The Russian sprinter who dominated Olympic freestyle swimming for a decade with a seemingly effortless, graceful stroke.
Aleksandr Popov won the 50m and 100m freestyle gold medals at the 1992 Barcelona Olympics, dethroning the favorites in both events. Four years later in Atlanta, he repeated the double — a feat no male swimmer has matched. His stroke, long and fluid, generated speed with fewer movements than his rivals, a technique developed under coach Gennadi Touretski. In 1996, a street vendor stabbed Popov in the abdomen, nearly ending his career. He recovered to win further world titles. Popov competed into his thirties as the sport shifted toward younger athletes. His classical style and efficiency transformed sprint swimming, making him a model of technical precision in the pool.
1965–1980
The latchkey kids. Raised during divorce, recession, and the end of the Cold War. Skeptical, self-reliant, media-literate. They invented indie culture, grunge, and the early internet — then watched the Boomers take credit.

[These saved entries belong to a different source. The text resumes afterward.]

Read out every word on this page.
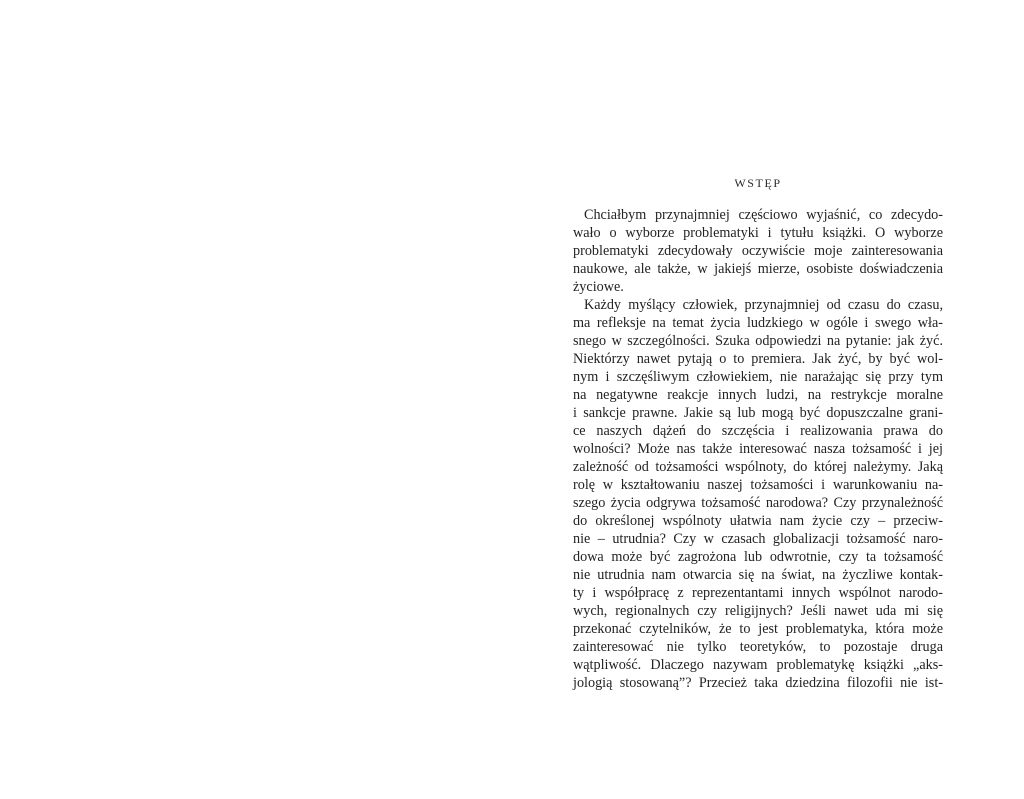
WSTĘP
Chciałbym przynajmniej częściowo wyjaśnić, co zdecydo-
wało o wyborze problematyki i tytułu książki. O wyborze
problematyki zdecydowały oczywiście moje zainteresowania
naukowe, ale także, w jakiejś mierze, osobiste doświadczenia
życiowe.
Każdy myślący człowiek, przynajmniej od czasu do czasu,
ma refleksje na temat życia ludzkiego w ogóle i swego wła-
snego w szczególności. Szuka odpowiedzi na pytanie: jak żyć.
Niektórzy nawet pytają o to premiera. Jak żyć, by być wol-
nym i szczęśliwym człowiekiem, nie narażając się przy tym
na negatywne reakcje innych ludzi, na restrykcje moralne
i sankcje prawne. Jakie są lub mogą być dopuszczalne grani-
ce naszych dążeń do szczęścia i realizowania prawa do
wolności? Może nas także interesować nasza tożsamość i jej
zależność od tożsamości wspólnoty, do której należymy. Jaką
rolę w kształtowaniu naszej tożsamości i warunkowaniu na-
szego życia odgrywa tożsamość narodowa? Czy przynależność
do określonej wspólnoty ułatwia nam życie czy – przeciw-
nie – utrudnia? Czy w czasach globalizacji tożsamość naro-
dowa może być zagrożona lub odwrotnie, czy ta tożsamość
nie utrudnia nam otwarcia się na świat, na życzliwe kontak-
ty i współpracę z reprezentantami innych wspólnot narodo-
wych, regionalnych czy religijnych? Jeśli nawet uda mi się
przekonać czytelników, że to jest problematyka, która może
zainteresować nie tylko teoretyków, to pozostaje druga
wątpliwość. Dlaczego nazywam problematykę książki „aks-
jologią stosowaną”? Przecież taka dziedzina filozofii nie ist-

Aleksandr was born in 1971, placing them squarely in the Generation X. The events that shaped this generation — economic uncertainty, the end of the Cold War, and the rise of personal computing — shaped the world they entered and the choices available to them.
The biggest hits of 1971
#1 Movie
Fiddler on the Roof
Best Picture
The French Connection
#1 TV Show
Marcus Welby, M.D.
The world at every milestone
Voting age lowered to 18 in the US
Apple Computer founded; US bicentennial
Apple Macintosh introduced
Black Monday stock market crash
Berlin Wall falls; Tiananmen Square protests
LA riots after Rodney King verdict
September 11 attacks transform the world
Osama bin Laden killed; Arab Spring sweeps the Middle East
January 6 Capitol breach; COVID vaccines roll out globally
He is known for his distinctive, economical swimming technique, often taking fewer strokes per length than his competitors.
After the 1996 Olympics, he was stabbed in a Moscow street dispute over watermelons, suffering a serious kidney injury but making a full recovery.
He studied at the Russian State University of Physical Education, Sport, Youth and Tourism in Moscow.
Following his retirement, he served as the President of the Russian Swimming Federation.
“The water is the same for everyone. The difference is what you do in it.”